B : Elles proviennent d’un choix que j’avais fait en partie  pour un spectacle personnel que j’avais monté : un concert de chants a cappella sous la forme de veillée. J’avais réalisé à l’époque une sélection dans le Barzaz Breiz, le célèbre recueil de chants recueillis et traduits par le vicomte Théodore Hersart de La Villemarqué. On a repris quelques uns de ces morceaux que Gwenole a arrangés.
GL : Qu’ils soient chantés en breton ou en français, ces textes ont une identité celtique forte, mais leur puissance évocatrice dépasse les frontières et  peut se décliner vers d’autres cultures.
B : Les autres titres sont des compositions originales récentes ou plus anciennes. Cela fait 2/3 ans que nous travaillons sur ce projet, mais c’est finalement la reprise d’ébauches entamées il y a plus longtemps.
Comment s’est passée la réalisation de l’album ?
GL : Les arrangements ont fait pas mal de chemins depuis les premières tentatives. Au départ, on était sur quelque chose de plus acoustique. Puis, quand on a commencé à construire de  nouveaux morceaux, on a mis le doigt progressivement sur ce qui nous correspondait le mieux : une ambiance plus électrique, une inspiration commune qui arrive à s’exprimer musicalement.

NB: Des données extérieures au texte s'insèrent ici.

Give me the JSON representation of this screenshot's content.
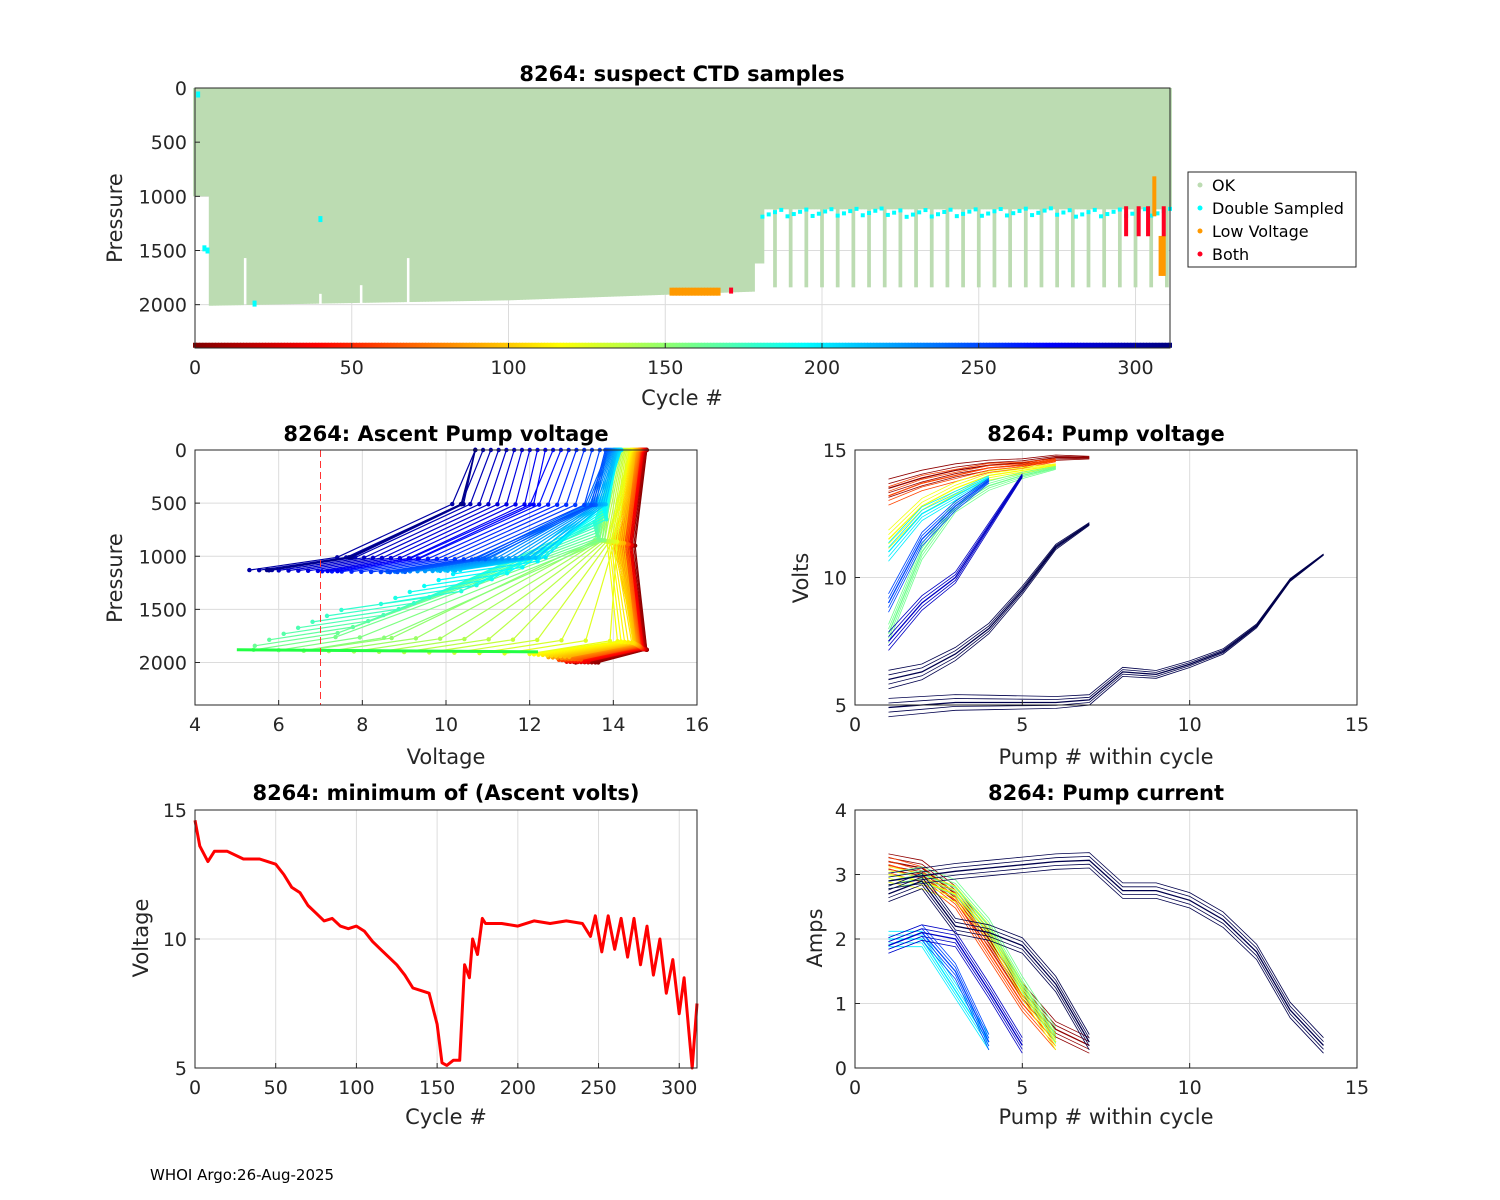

Louis Soler nous a bien aidé en tant que musicien (basse et programmations additionnelles) et à la direction artistique et nous avons quelques invités : Sylvain Barou (duduk, flûte traversière, uillean-pipe) et Gwenaël Mevel (bombarde).
En tant qu’artistes, comment vivez-vous la situation actuelle et les difficultés engendrées par la pandémie et les différents confinements ?
B : Nous n’avons pas  trop mal vécu le premier confinement. Cela nous a permis d’avoir un peu plus de temps pour peaufiner la réalisation de « Tan ». Maintenant, cela devient plus compliqué, que ce soit pour la « promotion » de l’album ou les dates de concerts qui sont sans cesse repoussées ou annulées.
GL : En tant qu’intermittent, je ne peux plus travailler depuis plusieurs mois et ce n’est pas facile… Nous n’avons pas fait ce disque juste pour le plaisir de le réaliser ; On a envie de le partager avec le public, c’est vraiment frustrant et même…rageant ! Vivement la reprise !
 
                        Entretien réalisé au téléphone par Frantz-Minh Raimbourg en janvier 2021.